可能性 ある 島 の

芸術鑑賞の備忘録

展覧会 諏訪未知個展『3つの世界』

展覧会『諏訪未知「3つの世界」』を鑑賞しての備忘録
KAYOKOYUKIにて、2020年12月23日~2021年1月31日。

諏訪未知の絵画を中心とした作品展。

《島》は、クリーム色がかった淡いオレンジ色の画面に、地形図の等高線で表された丘(山)を青緑、黄緑白、オレンジなどで塗ったような図像が縦横2つずつ、計4つ描かれた作品。熊谷守一の絵画を思わせるように単純化され、向きこそ異なるが全て同じものを表したようであり、いずれも4辺のうちの1辺が切断されたように描かれている。同じ対象を見るとしても、どこを見るのか、どこから見るのか、いつ見るのかなどで、得られるイメージは変わる。同一の主体でさえ同じ対象を同じように見ることは難しい、まして異なる主体間において共有できるイメージとは一体どの程度のものであろうか。
《天動説》は、中央に半畳を置く形の四畳半にも似た形に画面を塗り分け、四周を白い絵具が覆っている作品。中央の白い正方形を中心に周囲の長短4つの長方形が回転を感じさせるため、それ自体、大地(the earth=地球)=正方形の周囲で繰り広げられる天体の回転運動、すなわち天動説(天体が地球の周りを公転しているとの考え方)と解される。あるいは、四畳半を茶室の平面図と捉え、その周囲を囲う白い枠を躙り口と見立てることもできそうだ。

 (略)私は、にじり口が発想される有力なヒントは、芝居の木戸口ではなかったかと解している。にじり口が考案されてから普及するまで、さほど時間がからなかったらしい。ということは、当時、安土桃山時代の人々に、にじり口が容易に理解されるような、類似の構造物がほかにもあったのではないかと考えたからである。近世初期風俗画に描かれる芝居の入口は、一名鼠木戸と呼ばれたようにごく狭い入り口で、人々はここで大きく足をまたぎ背を丸めて這い入るようにして入場した。往来の日常的空間とは別個の劇的空間に入るためである。日常性が流れ込むのを防ぐ結界が鼠木戸であった。にじり口も古くは「くぐり」と呼ばれていた。非常に狭い口をくぐり抜けることは、洋の東西を問わず、異界への転移を意味していた。『不思議の国のアリス』はウサギの穴に落ちて異界の冒険が始まる。日本でいえば「鼠の浄土」の昔話がそれにあたる。陶淵明の「桃花源記」は洞穴が桃源郷の入り口となる。くぐり抜けた向こうは、茶室あるいは芝居という異質の空間であることをくぐりは暗示しているのである。(熊倉功夫・井上治『日本の伝統文化シリーズ5 茶と花』山川出版社/2020/p.76-78〔熊倉功夫〕)

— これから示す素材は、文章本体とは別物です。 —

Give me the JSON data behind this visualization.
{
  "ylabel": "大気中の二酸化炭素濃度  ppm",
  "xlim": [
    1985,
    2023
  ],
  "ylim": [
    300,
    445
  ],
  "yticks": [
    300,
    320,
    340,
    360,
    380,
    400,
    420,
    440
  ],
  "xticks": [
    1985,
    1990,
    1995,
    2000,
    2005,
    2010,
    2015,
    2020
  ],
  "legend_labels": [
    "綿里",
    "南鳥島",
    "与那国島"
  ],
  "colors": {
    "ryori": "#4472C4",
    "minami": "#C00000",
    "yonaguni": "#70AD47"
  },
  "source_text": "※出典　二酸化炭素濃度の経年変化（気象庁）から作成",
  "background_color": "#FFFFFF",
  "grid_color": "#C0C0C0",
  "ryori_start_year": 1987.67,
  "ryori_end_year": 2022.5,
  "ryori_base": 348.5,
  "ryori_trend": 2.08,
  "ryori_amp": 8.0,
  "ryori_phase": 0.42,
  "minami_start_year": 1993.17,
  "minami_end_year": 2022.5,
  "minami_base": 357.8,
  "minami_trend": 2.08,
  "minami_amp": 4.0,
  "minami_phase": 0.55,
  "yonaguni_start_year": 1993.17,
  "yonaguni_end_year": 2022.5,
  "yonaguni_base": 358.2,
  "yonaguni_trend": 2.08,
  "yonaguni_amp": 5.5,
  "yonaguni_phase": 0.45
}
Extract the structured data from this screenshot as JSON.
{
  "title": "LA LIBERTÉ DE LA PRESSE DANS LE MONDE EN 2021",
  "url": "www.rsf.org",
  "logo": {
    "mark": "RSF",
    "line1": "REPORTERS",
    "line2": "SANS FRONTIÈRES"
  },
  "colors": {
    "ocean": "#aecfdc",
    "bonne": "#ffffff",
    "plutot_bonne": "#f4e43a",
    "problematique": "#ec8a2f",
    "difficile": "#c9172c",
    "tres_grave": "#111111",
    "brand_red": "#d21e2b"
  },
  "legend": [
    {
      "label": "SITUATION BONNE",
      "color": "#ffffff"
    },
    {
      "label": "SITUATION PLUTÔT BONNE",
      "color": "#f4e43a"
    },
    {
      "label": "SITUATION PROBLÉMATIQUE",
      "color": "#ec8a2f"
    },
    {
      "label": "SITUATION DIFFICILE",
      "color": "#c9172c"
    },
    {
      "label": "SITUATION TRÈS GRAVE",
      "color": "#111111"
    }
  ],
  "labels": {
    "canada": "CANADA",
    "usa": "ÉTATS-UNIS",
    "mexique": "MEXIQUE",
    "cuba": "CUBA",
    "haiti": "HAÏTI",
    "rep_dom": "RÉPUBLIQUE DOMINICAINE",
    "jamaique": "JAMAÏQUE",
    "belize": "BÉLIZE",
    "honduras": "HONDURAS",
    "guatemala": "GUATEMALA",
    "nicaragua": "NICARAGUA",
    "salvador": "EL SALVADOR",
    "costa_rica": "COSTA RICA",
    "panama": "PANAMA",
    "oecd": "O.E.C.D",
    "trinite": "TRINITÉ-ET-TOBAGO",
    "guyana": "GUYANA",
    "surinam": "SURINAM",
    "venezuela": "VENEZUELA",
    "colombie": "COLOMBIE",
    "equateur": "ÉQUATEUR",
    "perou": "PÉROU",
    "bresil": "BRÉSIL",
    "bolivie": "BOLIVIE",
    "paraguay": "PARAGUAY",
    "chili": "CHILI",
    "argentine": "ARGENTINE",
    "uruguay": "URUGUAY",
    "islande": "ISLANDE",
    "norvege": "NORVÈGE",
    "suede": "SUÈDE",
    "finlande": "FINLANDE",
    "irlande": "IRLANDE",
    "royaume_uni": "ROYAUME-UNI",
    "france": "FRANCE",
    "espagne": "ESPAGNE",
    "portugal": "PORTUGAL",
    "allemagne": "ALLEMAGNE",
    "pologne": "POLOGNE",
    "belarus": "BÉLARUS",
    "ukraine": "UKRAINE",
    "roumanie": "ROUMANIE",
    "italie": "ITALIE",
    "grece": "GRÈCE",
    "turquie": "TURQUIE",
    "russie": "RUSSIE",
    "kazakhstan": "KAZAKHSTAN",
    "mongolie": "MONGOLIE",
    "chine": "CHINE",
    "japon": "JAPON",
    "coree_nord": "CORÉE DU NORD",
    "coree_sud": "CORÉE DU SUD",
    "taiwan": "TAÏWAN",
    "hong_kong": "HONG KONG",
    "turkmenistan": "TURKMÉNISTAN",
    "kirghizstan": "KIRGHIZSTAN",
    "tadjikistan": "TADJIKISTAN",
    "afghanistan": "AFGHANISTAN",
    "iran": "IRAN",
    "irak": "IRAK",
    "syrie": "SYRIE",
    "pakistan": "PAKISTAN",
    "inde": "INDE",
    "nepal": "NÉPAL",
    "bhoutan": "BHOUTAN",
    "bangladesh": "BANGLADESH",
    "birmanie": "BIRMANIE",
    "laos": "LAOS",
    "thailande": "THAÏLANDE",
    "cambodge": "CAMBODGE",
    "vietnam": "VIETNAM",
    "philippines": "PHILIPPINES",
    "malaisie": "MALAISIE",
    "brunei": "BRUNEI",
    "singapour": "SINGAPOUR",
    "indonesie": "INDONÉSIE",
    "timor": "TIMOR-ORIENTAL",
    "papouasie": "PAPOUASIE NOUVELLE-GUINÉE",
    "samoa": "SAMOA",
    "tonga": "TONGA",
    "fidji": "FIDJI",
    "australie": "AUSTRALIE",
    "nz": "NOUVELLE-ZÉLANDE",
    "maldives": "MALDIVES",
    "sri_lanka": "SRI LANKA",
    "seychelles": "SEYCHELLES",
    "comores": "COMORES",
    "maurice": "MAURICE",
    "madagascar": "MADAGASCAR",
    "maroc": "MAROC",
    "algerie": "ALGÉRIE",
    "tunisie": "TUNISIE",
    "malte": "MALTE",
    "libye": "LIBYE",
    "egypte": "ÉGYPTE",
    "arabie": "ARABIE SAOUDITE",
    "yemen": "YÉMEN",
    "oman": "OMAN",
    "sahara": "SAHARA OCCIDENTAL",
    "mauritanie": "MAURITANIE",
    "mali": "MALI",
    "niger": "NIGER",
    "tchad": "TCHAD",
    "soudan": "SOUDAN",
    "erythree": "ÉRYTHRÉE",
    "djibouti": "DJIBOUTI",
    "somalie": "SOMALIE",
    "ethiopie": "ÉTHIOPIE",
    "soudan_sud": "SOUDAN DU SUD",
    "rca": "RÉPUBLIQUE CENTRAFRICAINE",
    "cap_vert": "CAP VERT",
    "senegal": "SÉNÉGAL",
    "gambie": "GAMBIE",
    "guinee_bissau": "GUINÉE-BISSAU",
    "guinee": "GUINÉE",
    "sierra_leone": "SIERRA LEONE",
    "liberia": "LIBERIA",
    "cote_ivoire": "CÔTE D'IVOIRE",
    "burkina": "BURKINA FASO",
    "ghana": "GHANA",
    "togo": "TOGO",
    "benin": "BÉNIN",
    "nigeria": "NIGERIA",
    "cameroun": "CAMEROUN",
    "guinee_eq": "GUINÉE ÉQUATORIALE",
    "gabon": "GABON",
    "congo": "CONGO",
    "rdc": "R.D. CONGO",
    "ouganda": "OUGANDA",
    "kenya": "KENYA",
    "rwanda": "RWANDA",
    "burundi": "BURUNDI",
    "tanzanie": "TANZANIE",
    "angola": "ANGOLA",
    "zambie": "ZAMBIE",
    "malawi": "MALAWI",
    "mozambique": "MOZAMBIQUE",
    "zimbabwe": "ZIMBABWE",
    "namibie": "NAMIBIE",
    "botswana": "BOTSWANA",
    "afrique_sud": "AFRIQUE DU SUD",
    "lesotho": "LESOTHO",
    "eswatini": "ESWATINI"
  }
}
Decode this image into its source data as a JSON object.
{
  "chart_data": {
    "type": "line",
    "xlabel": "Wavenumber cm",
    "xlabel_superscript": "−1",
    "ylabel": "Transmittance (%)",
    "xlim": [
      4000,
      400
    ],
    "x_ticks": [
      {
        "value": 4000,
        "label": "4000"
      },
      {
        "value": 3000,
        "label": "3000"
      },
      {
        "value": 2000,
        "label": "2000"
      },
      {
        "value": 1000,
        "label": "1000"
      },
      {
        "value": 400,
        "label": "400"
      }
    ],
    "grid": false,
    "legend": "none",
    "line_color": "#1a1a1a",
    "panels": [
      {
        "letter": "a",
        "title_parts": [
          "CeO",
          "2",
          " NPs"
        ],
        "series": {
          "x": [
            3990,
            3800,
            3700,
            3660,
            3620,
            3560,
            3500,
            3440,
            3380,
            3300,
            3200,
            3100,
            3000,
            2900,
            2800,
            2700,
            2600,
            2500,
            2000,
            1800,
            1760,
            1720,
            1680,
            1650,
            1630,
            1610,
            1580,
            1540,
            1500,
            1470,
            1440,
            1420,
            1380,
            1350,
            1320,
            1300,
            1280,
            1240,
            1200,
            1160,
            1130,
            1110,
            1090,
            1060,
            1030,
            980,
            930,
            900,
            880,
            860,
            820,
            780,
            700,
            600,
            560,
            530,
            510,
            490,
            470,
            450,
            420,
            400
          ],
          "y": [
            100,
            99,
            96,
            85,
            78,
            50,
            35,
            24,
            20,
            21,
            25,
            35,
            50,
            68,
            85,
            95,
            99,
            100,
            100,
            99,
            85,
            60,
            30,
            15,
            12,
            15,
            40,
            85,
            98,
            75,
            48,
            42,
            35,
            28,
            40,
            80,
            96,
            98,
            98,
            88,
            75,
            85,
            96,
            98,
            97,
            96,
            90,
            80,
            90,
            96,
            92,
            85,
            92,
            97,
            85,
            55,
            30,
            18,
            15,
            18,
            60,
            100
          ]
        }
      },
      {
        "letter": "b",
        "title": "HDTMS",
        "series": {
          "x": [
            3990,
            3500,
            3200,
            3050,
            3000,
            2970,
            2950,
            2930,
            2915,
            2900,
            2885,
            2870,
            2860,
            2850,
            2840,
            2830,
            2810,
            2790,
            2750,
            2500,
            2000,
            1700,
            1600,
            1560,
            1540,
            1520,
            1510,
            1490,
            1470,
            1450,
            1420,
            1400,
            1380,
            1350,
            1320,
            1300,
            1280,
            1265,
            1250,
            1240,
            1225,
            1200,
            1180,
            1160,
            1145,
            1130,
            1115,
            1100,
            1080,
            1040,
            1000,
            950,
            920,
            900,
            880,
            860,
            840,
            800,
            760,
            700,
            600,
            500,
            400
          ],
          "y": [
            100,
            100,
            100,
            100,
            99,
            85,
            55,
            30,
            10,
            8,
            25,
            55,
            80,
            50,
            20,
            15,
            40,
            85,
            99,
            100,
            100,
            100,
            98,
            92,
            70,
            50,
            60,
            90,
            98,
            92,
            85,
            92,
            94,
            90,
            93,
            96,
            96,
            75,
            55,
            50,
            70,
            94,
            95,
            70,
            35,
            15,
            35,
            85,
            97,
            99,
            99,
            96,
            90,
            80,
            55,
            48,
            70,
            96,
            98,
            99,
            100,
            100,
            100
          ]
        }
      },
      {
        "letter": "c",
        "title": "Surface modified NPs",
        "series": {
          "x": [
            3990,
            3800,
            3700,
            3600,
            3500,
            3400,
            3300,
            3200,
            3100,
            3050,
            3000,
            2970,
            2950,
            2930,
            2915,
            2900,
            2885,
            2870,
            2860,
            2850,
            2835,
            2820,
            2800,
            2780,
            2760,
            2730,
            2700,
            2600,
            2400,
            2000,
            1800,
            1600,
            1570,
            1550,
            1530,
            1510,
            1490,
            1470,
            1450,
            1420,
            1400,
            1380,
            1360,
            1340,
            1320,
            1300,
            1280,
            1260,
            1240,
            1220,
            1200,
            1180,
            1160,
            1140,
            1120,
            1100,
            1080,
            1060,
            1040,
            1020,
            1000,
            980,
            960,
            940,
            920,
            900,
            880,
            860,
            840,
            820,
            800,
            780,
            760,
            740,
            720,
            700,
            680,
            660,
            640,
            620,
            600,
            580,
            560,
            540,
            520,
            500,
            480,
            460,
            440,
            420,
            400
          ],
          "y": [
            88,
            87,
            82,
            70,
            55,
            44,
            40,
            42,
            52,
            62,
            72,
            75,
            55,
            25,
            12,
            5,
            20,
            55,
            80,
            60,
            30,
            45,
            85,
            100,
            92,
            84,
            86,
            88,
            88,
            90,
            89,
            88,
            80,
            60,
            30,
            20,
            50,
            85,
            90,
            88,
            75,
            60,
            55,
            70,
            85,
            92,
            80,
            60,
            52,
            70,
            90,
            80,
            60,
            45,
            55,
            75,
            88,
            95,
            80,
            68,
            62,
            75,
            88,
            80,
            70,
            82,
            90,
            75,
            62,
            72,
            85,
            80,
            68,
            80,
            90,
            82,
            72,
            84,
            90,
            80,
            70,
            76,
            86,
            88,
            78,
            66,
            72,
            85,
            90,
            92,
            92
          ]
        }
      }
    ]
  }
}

躙り口の先に広がる異質の空間(=茶室)を宇宙と捉えると、宇宙がタブローに表されている以上、移設可能となり、やはり天動説の表現と解される。

《対岸》は、正方形の4辺にそれぞれ水色の円弧が表され、その他の部分は画面の中央から4つの角に向けて茶色で塗り込められている作品。署名が放射状に行われる傘連判状の署名者が対等な地位に立つように、全ての対岸(此岸)は此岸(対岸)である。

表題作《3つの世界》は黒い円盤の縁の4箇所に青、桃、白、茶の糸の束がそれぞれ結びつけられている。黒い円が宇宙を、青、桃、白、茶の糸束がそれぞれ青龍(東)、朱雀(南)、白虎(西)、玄武(北)という四神(四方)を表すとするなら、地上世界の方位と反転するこの円は地下世界からの視点を反映したものである。戸谷成雄の《地下の木Ⅱ》に表された「光の肛門」よろしく、地下(=死者)の世界からの視線を獲得する装置として機能しているのだ。視点は常に揺らぎ続けている。その動きは生そのものである。視点が固定されるとは、死を意味する。だが、考えるためには、視点が固定されねばならない。死ななければならない。彼岸(対岸)からでなければ此岸を見る(=考える)ことはできないからだ。そこで、作者は、四方位(十字)を表す絵画作品《寝たふり―再演》を併せて呈示している。寝ることは死ぬことであり、死ぬふり(寝たふり)の繰り返し(再演)によって生を捉え直す思考を促すのだ。天体の運行を考えるのに、天球をイメージして見かけ上の動きを捉えるのは、説明概念としての「天動説」の利用である。絵画は、生(世界)と死(冥界)という捉えがたいものを捉えるためのイメージ(第三の世界)であり、やはり「天動説」として機能しているとも言えるのだ。